Echangeons !

« On the Internet, everybody can have a channel, anyone can get a blog or a myspace page.
Everyone has a way of expressing themselves.
An so what you see now is not a question of who gets access to the airwaves, its a question of who gets controls over the way you find people.
You know, you start to see power centralizing sites like Google, sorts of gatekeepers, telling you where on the internet you want go, the people who provides you your sources of news and information.
So it’s not only certain of people who have a license to speak.
Now everybody has a license to speak, it’s a question of who gets heard. »

Aaron Swartz

Première journée sans Facebook et déjà les effets se font sentir. Les idées germent.

Il y a quelques jours, je constatais la différence de sérendipité entre les différents de réseaux sociaux. En rompant avec Facebook, j’ai également rompu des liens sociaux. Les échanges, les partages se feront autrement, ou ne se feront pas.

En analysant les échanges qui se font actuellement au sein de la blogosphère, je me suis aperçu d’une chose: ils sont faillibles. Je vois Jean répondre à Pierre sur son blog, qui lui même cite Arthur dans ses articles.
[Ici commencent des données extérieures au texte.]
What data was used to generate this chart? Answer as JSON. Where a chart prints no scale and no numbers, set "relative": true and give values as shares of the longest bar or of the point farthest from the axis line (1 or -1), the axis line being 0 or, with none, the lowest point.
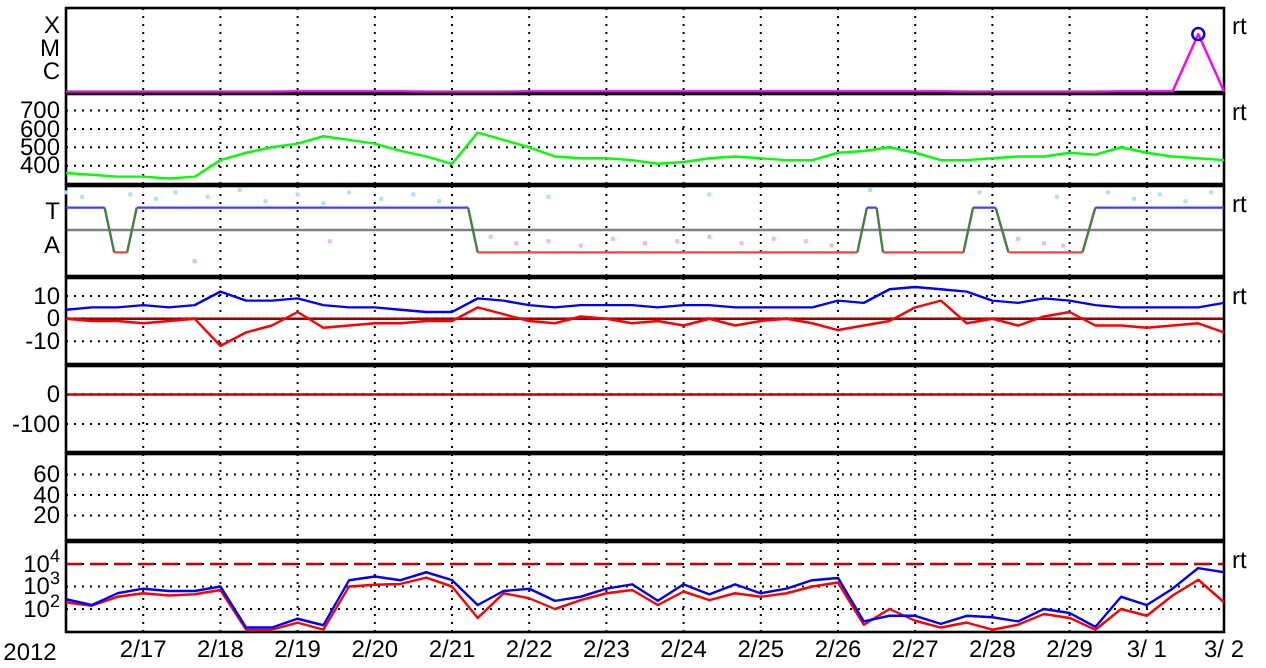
{
  "chart_data": [
    {
      "type": "line",
      "relative": true,
      "grid": "x",
      "tick_labels": "y",
      "annotations": [
        "rt",
        "X",
        "M",
        "C"
      ],
      "xlim": [
        "2012-02-16T00:00",
        "2012-03-02T00:00"
      ],
      "xticks": [
        {
          "value": "2012-02-17T00:00",
          "label": null
        },
        {
          "value": "2012-02-18T00:00",
          "label": null
        },
        {
          "value": "2012-02-19T00:00",
          "label": null
        },
        {
          "value": "2012-02-20T00:00",
          "label": null
        },
        {
          "value": "2012-02-21T00:00",
          "label": null
        },
        {
          "value": "2012-02-22T00:00",
          "label": null
        },
        {
          "value": "2012-02-23T00:00",
          "label": null
        },
        {
          "value": "2012-02-24T00:00",
          "label": null
        },
        {
          "value": "2012-02-25T00:00",
          "label": null
        },
        {
          "value": "2012-02-26T00:00",
          "label": null
        },
        {
          "value": "2012-02-27T00:00",
          "label": null
        },
        {
          "value": "2012-02-28T00:00",
          "label": null
        },
        {
          "value": "2012-02-29T00:00",
          "label": null
        },
        {
          "value": "2012-03-01T00:00",
          "label": null
        },
        {
          "value": "2012-03-02T00:00",
          "label": null
        }
      ],
      "x": [
        "2012-02-16T00:00",
        "2012-02-16T08:00",
        "2012-02-16T16:00",
        "2012-02-17T00:00",
        "2012-02-17T08:00",
        "2012-02-17T16:00",
        "2012-02-18T00:00",
        "2012-02-18T08:00",
        "2012-02-18T16:00",
        "2012-02-19T00:00",
        "2012-02-19T08:00",
        "2012-02-19T16:00",
        "2012-02-20T00:00",
        "2012-02-20T08:00",
        "2012-02-20T16:00",
        "2012-02-21T00:00",
        "2012-02-21T08:00",
        "2012-02-21T16:00",
        "2012-02-22T00:00",
        "2012-02-22T08:00",
        "2012-02-22T16:00",
        "2012-02-23T00:00",
        "2012-02-23T08:00",
        "2012-02-23T16:00",
        "2012-02-24T00:00",
        "2012-02-24T08:00",
        "2012-02-24T16:00",
        "2012-02-25T00:00",
        "2012-02-25T08:00",
        "2012-02-25T16:00",
        "2012-02-26T00:00",
        "2012-02-26T08:00",
        "2012-02-26T16:00",
        "2012-02-27T00:00",
        "2012-02-27T08:00",
        "2012-02-27T16:00",
        "2012-02-28T00:00",
        "2012-02-28T08:00",
        "2012-02-28T16:00",
        "2012-02-29T00:00",
        "2012-02-29T08:00",
        "2012-02-29T16:00",
        "2012-03-01T00:00",
        "2012-03-01T08:00",
        "2012-03-01T16:00",
        "2012-03-02T00:00"
      ],
      "series": [
        {
          "color": "#ff00ff",
          "values": [
            0,
            0,
            0,
            0,
            0,
            0,
            0,
            0,
            0,
            0.01,
            0.01,
            0.01,
            0.01,
            0.01,
            0,
            0,
            0,
            0,
            0.01,
            0.01,
            0.01,
            0.01,
            0.01,
            0.01,
            0.01,
            0.01,
            0.01,
            0.01,
            0.01,
            0.01,
            0.01,
            0.01,
            0.01,
            0.01,
            0.01,
            0,
            0,
            0,
            0,
            0,
            0,
            0.01,
            0.01,
            0.01,
            1,
            0.01
          ]
        },
        {
          "type": "scatter",
          "marker": "circle",
          "color": "#0000ff",
          "x": [
            "2012-03-01T16:00"
          ],
          "values": [
            1
          ]
        }
      ]
    },
    {
      "type": "line",
      "grid": true,
      "tick_labels": "y",
      "annotations": [
        "rt"
      ],
      "xlim": [
        "2012-02-16T00:00",
        "2012-03-02T00:00"
      ],
      "xticks": [
        {
          "value": "2012-02-17T00:00",
          "label": null
        },
        {
          "value": "2012-02-18T00:00",
          "label": null
        },
        {
          "value": "2012-02-19T00:00",
          "label": null
        },
        {
          "value": "2012-02-20T00:00",
          "label": null
        },
        {
          "value": "2012-02-21T00:00",
          "label": null
        },
        {
          "value": "2012-02-22T00:00",
          "label": null
        },
        {
          "value": "2012-02-23T00:00",
          "label": null
        },
        {
          "value": "2012-02-24T00:00",
          "label": null
        },
        {
          "value": "2012-02-25T00:00",
          "label": null
        },
        {
          "value": "2012-02-26T00:00",
          "label": null
        },
        {
          "value": "2012-02-27T00:00",
          "label": null
        },
        {
          "value": "2012-02-28T00:00",
          "label": null
        },
        {
          "value": "2012-02-29T00:00",
          "label": null
        },
        {
          "value": "2012-03-01T00:00",
          "label": null
        },
        {
          "value": "2012-03-02T00:00",
          "label": null
        }
      ],
      "ylim": [
        300,
        790
      ],
      "yticks": [
        400,
        500,
        600,
        700
      ],
      "x": [
        "2012-02-16T00:00",
        "2012-02-16T08:00",
        "2012-02-16T16:00",
        "2012-02-17T00:00",
        "2012-02-17T08:00",
        "2012-02-17T16:00",
        "2012-02-18T00:00",
        "2012-02-18T08:00",
        "2012-02-18T16:00",
        "2012-02-19T00:00",
        "2012-02-19T08:00",
        "2012-02-19T16:00",
        "2012-02-20T00:00",
        "2012-02-20T08:00",
        "2012-02-20T16:00",
        "2012-02-21T00:00",
        "2012-02-21T08:00",
        "2012-02-21T16:00",
        "2012-02-22T00:00",
        "2012-02-22T08:00",
        "2012-02-22T16:00",
        "2012-02-23T00:00",
        "2012-02-23T08:00",
        "2012-02-23T16:00",
        "2012-02-24T00:00",
        "2012-02-24T08:00",
        "2012-02-24T16:00",
        "2012-02-25T00:00",
        "2012-02-25T08:00",
        "2012-02-25T16:00",
        "2012-02-26T00:00",
        "2012-02-26T08:00",
        "2012-02-26T16:00",
        "2012-02-27T00:00",
        "2012-02-27T08:00",
        "2012-02-27T16:00",
        "2012-02-28T00:00",
        "2012-02-28T08:00",
        "2012-02-28T16:00",
        "2012-02-29T00:00",
        "2012-02-29T08:00",
        "2012-02-29T16:00",
        "2012-03-01T00:00",
        "2012-03-01T08:00",
        "2012-03-01T16:00",
        "2012-03-02T00:00"
      ],
      "series": [
        {
          "color": "#00ff00",
          "values": [
            360,
            350,
            340,
            340,
            330,
            340,
            430,
            470,
            500,
            520,
            560,
            540,
            520,
            480,
            450,
            410,
            580,
            540,
            500,
            450,
            440,
            440,
            430,
            410,
            420,
            440,
            450,
            440,
            430,
            430,
            470,
            480,
            500,
            470,
            430,
            430,
            440,
            450,
            450,
            470,
            460,
            500,
            470,
            450,
            440,
            430
          ]
        }
      ]
    },
    {
      "type": "line",
      "relative": true,
      "grid": "x",
      "tick_labels": "y",
      "annotations": [
        "rt",
        "T",
        "A"
      ],
      "xlim": [
        "2012-02-16T00:00",
        "2012-03-02T00:00"
      ],
      "xticks": [
        {
          "value": "2012-02-17T00:00",
          "label": null
        },
        {
          "value": "2012-02-18T00:00",
          "label": null
        },
        {
          "value": "2012-02-19T00:00",
          "label": null
        },
        {
          "value": "2012-02-20T00:00",
          "label": null
        },
        {
          "value": "2012-02-21T00:00",
          "label": null
        },
        {
          "value": "2012-02-22T00:00",
          "label": null
        },
        {
          "value": "2012-02-23T00:00",
          "label": null
        },
        {
          "value": "2012-02-24T00:00",
          "label": null
        },
        {
          "value": "2012-02-25T00:00",
          "label": null
        },
        {
          "value": "2012-02-26T00:00",
          "label": null
        },
        {
          "value": "2012-02-27T00:00",
          "label": null
        },
        {
          "value": "2012-02-28T00:00",
          "label": null
        },
        {
          "value": "2012-02-29T00:00",
          "label": null
        },
        {
          "value": "2012-03-01T00:00",
          "label": null
        },
        {
          "value": "2012-03-02T00:00",
          "label": null
        }
      ],
      "x": [
        "2012-02-16T00:00",
        "2012-02-16T12:00",
        "2012-02-16T15:00",
        "2012-02-16T19:00",
        "2012-02-16T22:00",
        "2012-02-21T05:00",
        "2012-02-21T08:00",
        "2012-02-26T06:00",
        "2012-02-26T09:00",
        "2012-02-26T12:00",
        "2012-02-26T14:00",
        "2012-02-27T15:00",
        "2012-02-27T18:00",
        "2012-02-28T01:00",
        "2012-02-28T05:00",
        "2012-02-29T04:00",
        "2012-02-29T08:00",
        "2012-03-02T00:00"
      ],
      "series": [
        {
          "type": "scatter",
          "marker": "square",
          "color": "#a8e4f4",
          "x": [
            "2012-02-16T00:00",
            "2012-02-16T05:00",
            "2012-02-16T20:00",
            "2012-02-17T04:00",
            "2012-02-17T10:00",
            "2012-02-17T20:00",
            "2012-02-18T06:00",
            "2012-02-18T14:00",
            "2012-02-19T00:00",
            "2012-02-19T08:00",
            "2012-02-19T16:00",
            "2012-02-20T02:00",
            "2012-02-20T12:00",
            "2012-02-20T20:00",
            "2012-02-22T06:00",
            "2012-02-24T08:00",
            "2012-02-26T10:00",
            "2012-02-27T20:00",
            "2012-02-28T20:00",
            "2012-02-29T12:00",
            "2012-02-29T20:00",
            "2012-03-01T04:00",
            "2012-03-01T12:00",
            "2012-03-01T20:00"
          ],
          "values": [
            0.94,
            0.83,
            0.89,
            0.78,
            0.94,
            0.83,
            1,
            0.72,
            0.89,
            0.67,
            0.94,
            0.78,
            0.89,
            0.72,
            0.83,
            0.89,
            1,
            0.94,
            0.83,
            0.94,
            0.78,
            0.89,
            0.72,
            0.94
          ]
        },
        {
          "type": "scatter",
          "marker": "square",
          "color": "#f4b4f0",
          "x": [
            "2012-02-17T16:00",
            "2012-02-19T10:00",
            "2012-02-21T12:00",
            "2012-02-21T20:00",
            "2012-02-22T06:00",
            "2012-02-22T16:00",
            "2012-02-23T02:00",
            "2012-02-23T12:00",
            "2012-02-23T22:00",
            "2012-02-24T08:00",
            "2012-02-24T18:00",
            "2012-02-25T04:00",
            "2012-02-25T14:00",
            "2012-02-25T22:00",
            "2012-02-28T08:00",
            "2012-02-28T16:00",
            "2012-02-28T22:00"
          ],
          "values": [
            -0.78,
            -0.28,
            -0.17,
            -0.33,
            -0.28,
            -0.39,
            -0.22,
            -0.33,
            -0.28,
            -0.17,
            -0.33,
            -0.22,
            -0.28,
            -0.39,
            -0.22,
            -0.33,
            -0.39
          ]
        },
        {
          "color": "#408040",
          "x": [
            "2012-02-16T12:00",
            "2012-02-16T15:00",
            "2012-02-16T17:00",
            "2012-02-16T19:00",
            "2012-02-16T22:00",
            "2012-02-19T00:00",
            "2012-02-21T05:00",
            "2012-02-21T08:00",
            "2012-02-24T00:00",
            "2012-02-26T06:00",
            "2012-02-26T09:00",
            "2012-02-26T10:00",
            "2012-02-26T12:00",
            "2012-02-26T14:00",
            "2012-02-27T00:00",
            "2012-02-27T15:00",
            "2012-02-27T18:00",
            "2012-02-27T20:00",
            "2012-02-28T01:00",
            "2012-02-28T05:00",
            "2012-02-28T12:00",
            "2012-02-29T04:00",
            "2012-02-29T08:00"
          ],
          "values": [
            0.56,
            -0.56,
            null,
            -0.56,
            0.56,
            null,
            0.56,
            -0.56,
            null,
            -0.56,
            0.56,
            null,
            0.56,
            -0.56,
            null,
            -0.56,
            0.56,
            null,
            0.56,
            -0.56,
            null,
            -0.56,
            0.56
          ]
        },
        {
          "color": "#4040ff",
          "values": [
            0.56,
            0.56,
            null,
            null,
            0.56,
            0.56,
            null,
            null,
            0.56,
            0.56,
            null,
            null,
            0.56,
            0.56,
            null,
            null,
            0.56,
            0.56
          ]
        },
        {
          "color": "#ff4040",
          "values": [
            null,
            null,
            -0.56,
            -0.56,
            null,
            null,
            -0.56,
            -0.56,
            null,
            null,
            -0.56,
            -0.56,
            null,
            null,
            -0.56,
            -0.56,
            null,
            null
          ]
        }
      ]
    },
    {
      "type": "line",
      "grid": true,
      "tick_labels": "y",
      "annotations": [
        "rt"
      ],
      "xlim": [
        "2012-02-16T00:00",
        "2012-03-02T00:00"
      ],
      "xticks": [
        {
          "value": "2012-02-17T00:00",
          "label": null
        },
        {
          "value": "2012-02-18T00:00",
          "label": null
        },
        {
          "value": "2012-02-19T00:00",
          "label": null
        },
        {
          "value": "2012-02-20T00:00",
          "label": null
        },
        {
          "value": "2012-02-21T00:00",
          "label": null
        },
        {
          "value": "2012-02-22T00:00",
          "label": null
        },
        {
          "value": "2012-02-23T00:00",
          "label": null
        },
        {
          "value": "2012-02-24T00:00",
          "label": null
        },
        {
          "value": "2012-02-25T00:00",
          "label": null
        },
        {
          "value": "2012-02-26T00:00",
          "label": null
        },
        {
          "value": "2012-02-27T00:00",
          "label": null
        },
        {
          "value": "2012-02-28T00:00",
          "label": null
        },
        {
          "value": "2012-02-29T00:00",
          "label": null
        },
        {
          "value": "2012-03-01T00:00",
          "label": null
        },
        {
          "value": "2012-03-02T00:00",
          "label": null
        }
      ],
      "ylim": [
        -20,
        18
      ],
      "yticks": [
        -10,
        0,
        10
      ],
      "ref_lines": [
        {
          "axis": "y",
          "value": 0,
          "color": "#a00000"
        }
      ],
      "x": [
        "2012-02-16T00:00",
        "2012-02-16T08:00",
        "2012-02-16T16:00",
        "2012-02-17T00:00",
        "2012-02-17T08:00",
        "2012-02-17T16:00",
        "2012-02-18T00:00",
        "2012-02-18T08:00",
        "2012-02-18T16:00",
        "2012-02-19T00:00",
        "2012-02-19T08:00",
        "2012-02-19T16:00",
        "2012-02-20T00:00",
        "2012-02-20T08:00",
        "2012-02-20T16:00",
        "2012-02-21T00:00",
        "2012-02-21T08:00",
        "2012-02-21T16:00",
        "2012-02-22T00:00",
        "2012-02-22T08:00",
        "2012-02-22T16:00",
        "2012-02-23T00:00",
        "2012-02-23T08:00",
        "2012-02-23T16:00",
        "2012-02-24T00:00",
        "2012-02-24T08:00",
        "2012-02-24T16:00",
        "2012-02-25T00:00",
        "2012-02-25T08:00",
        "2012-02-25T16:00",
        "2012-02-26T00:00",
        "2012-02-26T08:00",
        "2012-02-26T16:00",
        "2012-02-27T00:00",
        "2012-02-27T08:00",
        "2012-02-27T16:00",
        "2012-02-28T00:00",
        "2012-02-28T08:00",
        "2012-02-28T16:00",
        "2012-02-29T00:00",
        "2012-02-29T08:00",
        "2012-02-29T16:00",
        "2012-03-01T00:00",
        "2012-03-01T08:00",
        "2012-03-01T16:00",
        "2012-03-02T00:00"
      ],
      "series": [
        {
          "color": "#0000ff",
          "values": [
            4,
            5,
            5,
            6,
            5,
            6,
            12,
            8,
            8,
            9,
            6,
            5,
            5,
            4,
            3,
            3,
            9,
            8,
            6,
            5,
            6,
            6,
            6,
            5,
            6,
            6,
            5,
            5,
            5,
            5,
            8,
            7,
            13,
            14,
            13,
            12,
            8,
            7,
            9,
            8,
            6,
            5,
            5,
            5,
            5,
            7
          ]
        },
        {
          "color": "#ff0000",
          "values": [
            0,
            -1,
            -1,
            -2,
            -1,
            0,
            -12,
            -6,
            -3,
            3,
            -4,
            -3,
            -2,
            -2,
            -1,
            -1,
            5,
            2,
            -1,
            -2,
            1,
            0,
            -2,
            -1,
            -3,
            0,
            -3,
            -1,
            0,
            -2,
            -5,
            -3,
            -1,
            5,
            8,
            -2,
            0,
            -3,
            1,
            3,
            -3,
            -3,
            -4,
            -3,
            -2,
            -6
          ]
        }
      ]
    },
    {
      "type": "line",
      "grid": true,
      "tick_labels": "y",
      "xlim": [
        "2012-02-16T00:00",
        "2012-03-02T00:00"
      ],
      "xticks": [
        {
          "value": "2012-02-17T00:00",
          "label": null
        },
        {
          "value": "2012-02-18T00:00",
          "label": null
        },
        {
          "value": "2012-02-19T00:00",
          "label": null
        },
        {
          "value": "2012-02-20T00:00",
          "label": null
        },
        {
          "value": "2012-02-21T00:00",
          "label": null
        },
        {
          "value": "2012-02-22T00:00",
          "label": null
        },
        {
          "value": "2012-02-23T00:00",
          "label": null
        },
        {
          "value": "2012-02-24T00:00",
          "label": null
        },
        {
          "value": "2012-02-25T00:00",
          "label": null
        },
        {
          "value": "2012-02-26T00:00",
          "label": null
        },
        {
          "value": "2012-02-27T00:00",
          "label": null
        },
        {
          "value": "2012-02-28T00:00",
          "label": null
        },
        {
          "value": "2012-02-29T00:00",
          "label": null
        },
        {
          "value": "2012-03-01T00:00",
          "label": null
        },
        {
          "value": "2012-03-02T00:00",
          "label": null
        }
      ],
      "ylim": [
        -195,
        97
      ],
      "yticks": [
        -100,
        0
      ],
      "ref_lines": [
        {
          "axis": "y",
          "value": 0,
          "color": "#cc0000"
        }
      ]
    },
    {
      "type": "line",
      "grid": true,
      "tick_labels": "y",
      "xlim": [
        "2012-02-16T00:00",
        "2012-03-02T00:00"
      ],
      "xticks": [
        {
          "value": "2012-02-17T00:00",
          "label": null
        },
        {
          "value": "2012-02-18T00:00",
          "label": null
        },
        {
          "value": "2012-02-19T00:00",
          "label": null
        },
        {
          "value": "2012-02-20T00:00",
          "label": null
        },
        {
          "value": "2012-02-21T00:00",
          "label": null
        },
        {
          "value": "2012-02-22T00:00",
          "label": null
        },
        {
          "value": "2012-02-23T00:00",
          "label": null
        },
        {
          "value": "2012-02-24T00:00",
          "label": null
        },
        {
          "value": "2012-02-25T00:00",
          "label": null
        },
        {
          "value": "2012-02-26T00:00",
          "label": null
        },
        {
          "value": "2012-02-27T00:00",
          "label": null
        },
        {
          "value": "2012-02-28T00:00",
          "label": null
        },
        {
          "value": "2012-02-29T00:00",
          "label": null
        },
        {
          "value": "2012-03-01T00:00",
          "label": null
        },
        {
          "value": "2012-03-02T00:00",
          "label": null
        }
      ],
      "ylim": [
        -4,
        80
      ],
      "yticks": [
        20,
        40,
        60
      ]
    },
    {
      "type": "line",
      "log": "y",
      "grid": true,
      "xlabel": "2012",
      "annotations": [
        "rt"
      ],
      "xlim": [
        "2012-02-16T00:00",
        "2012-03-02T00:00"
      ],
      "xticks": [
        {
          "value": "2012-02-17T00:00",
          "label": "2/17"
        },
        {
          "value": "2012-02-18T00:00",
          "label": "2/18"
        },
        {
          "value": "2012-02-19T00:00",
          "label": "2/19"
        },
        {
          "value": "2012-02-20T00:00",
          "label": "2/20"
        },
        {
          "value": "2012-02-21T00:00",
          "label": "2/21"
        },
        {
          "value": "2012-02-22T00:00",
          "label": "2/22"
        },
        {
          "value": "2012-02-23T00:00",
          "label": "2/23"
        },
        {
          "value": "2012-02-24T00:00",
          "label": "2/24"
        },
        {
          "value": "2012-02-25T00:00",
          "label": "2/25"
        },
        {
          "value": "2012-02-26T00:00",
          "label": "2/26"
        },
        {
          "value": "2012-02-27T00:00",
          "label": "2/27"
        },
        {
          "value": "2012-02-28T00:00",
          "label": "2/28"
        },
        {
          "value": "2012-02-29T00:00",
          "label": "2/29"
        },
        {
          "value": "2012-03-01T00:00",
          "label": "3/ 1"
        },
        {
          "value": "2012-03-02T00:00",
          "label": "3/ 2"
        }
      ],
      "ylim": [
        9.5,
        95000.0
      ],
      "yticks": [
        {
          "value": 100,
          "label": "10$^{2}$"
        },
        {
          "value": 1000,
          "label": "10$^{3}$"
        },
        {
          "value": 10000,
          "label": "10$^{4}$"
        }
      ],
      "ref_lines": [
        {
          "axis": "y",
          "value": 10000,
          "color": "#cc0000",
          "line_style": "dashed"
        }
      ],
      "x": [
        "2012-02-16T00:00",
        "2012-02-16T08:00",
        "2012-02-16T16:00",
        "2012-02-17T00:00",
        "2012-02-17T08:00",
        "2012-02-17T16:00",
        "2012-02-18T00:00",
        "2012-02-18T08:00",
        "2012-02-18T16:00",
        "2012-02-19T00:00",
        "2012-02-19T08:00",
        "2012-02-19T16:00",
        "2012-02-20T00:00",
        "2012-02-20T08:00",
        "2012-02-20T16:00",
        "2012-02-21T00:00",
        "2012-02-21T08:00",
        "2012-02-21T16:00",
        "2012-02-22T00:00",
        "2012-02-22T08:00",
        "2012-02-22T16:00",
        "2012-02-23T00:00",
        "2012-02-23T08:00",
        "2012-02-23T16:00",
        "2012-02-24T00:00",
        "2012-02-24T08:00",
        "2012-02-24T16:00",
        "2012-02-25T00:00",
        "2012-02-25T08:00",
        "2012-02-25T16:00",
        "2012-02-26T00:00",
        "2012-02-26T08:00",
        "2012-02-26T16:00",
        "2012-02-27T00:00",
        "2012-02-27T08:00",
        "2012-02-27T16:00",
        "2012-02-28T00:00",
        "2012-02-28T08:00",
        "2012-02-28T16:00",
        "2012-02-29T00:00",
        "2012-02-29T08:00",
        "2012-02-29T16:00",
        "2012-03-01T00:00",
        "2012-03-01T08:00",
        "2012-03-01T16:00",
        "2012-03-02T00:00"
      ],
      "series": [
        {
          "color": "#ff0000",
          "values": [
            200,
            140,
            350,
            500,
            400,
            450,
            700,
            12,
            12,
            25,
            12,
            1000,
            1200,
            1300,
            2500,
            1000,
            40,
            500,
            300,
            100,
            250,
            500,
            700,
            150,
            600,
            250,
            500,
            350,
            500,
            1000,
            1500,
            20,
            100,
            30,
            15,
            25,
            12,
            20,
            60,
            40,
            12,
            100,
            50,
            400,
            2000,
            200
          ]
        },
        {
          "color": "#0000ff",
          "values": [
            270,
            150,
            500,
            800,
            630,
            630,
            1000,
            15,
            15,
            37,
            19,
            1900,
            2800,
            1900,
            4300,
            1900,
            150,
            630,
            800,
            230,
            350,
            800,
            1250,
            230,
            1250,
            450,
            1250,
            500,
            800,
            1900,
            2400,
            28,
            50,
            50,
            22,
            50,
            43,
            28,
            100,
            66,
            16,
            350,
            150,
            800,
            6600,
            4300
          ]
        }
      ]
    }
  ]
}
Quels moyens ont-ils de savoir qu’un autre site fait référence à leurs articles ? Comment être notifié qu’un lien existe à l’autre bout de la toile ?

Par ordre de fiabilité, aujourd’hui, on peut:

  • envoyer un message privé pour notifier la personne dont on fait référence;

    Inconvénient: il faut être joignable et laisser ses coordonnées. Cela dépend également de l’envie d’engager un contact. L’échange est actif et volontaire.

  • écrire un commentaire pour notifier la personne dont on fait référence;

    Inconvénient: tous les blogs n’implémentent pas des systèmes de commantaires. Par négligence ou par choix.

  • implémenter une des technique de rétrolien (pingback, trackback, refback ou webmention);

    Inconvénient: Si les blogs n’implémentent pas les mêmes techniques ou qu’un site tombe ou change d’URI, l’échange tombe à l’eau.

  • suivre les RSS des interlocuteurs potentiels.

    Inconvénient: Il faudrait suivre l’ensemble de la blogosphère pour être tenu au courant de tous les échanges.

Proposition:

Un robot pourrait crawler les flux RSS et via un service web, une URI disposerait d’un flux RSS de notifications. Ainsi, il serait plus aisé de suivre ses propres échanges mais également les échanges publics de ceux qui nous intéresse.

Avantages:

  • L’échange est passif. On peut ne pas souscrire au flux RSS et ignorer l’échange.
  • L’échange est retrouvable dans le temps.
  • La seule condition technique est que les deux blogs participant à l’échange implémentent un flux RSS ou Atom, technique très largement répandue.

Inconvénient:

  • c’est un robot (sic!)
  • la première implémentation qui me vient à l’esprit est fortement centralisée, mais reposerait sur un format ouvert, le RSS. On peut cependant imaginer que la base de données soit sur un support distribué, comme du P2P.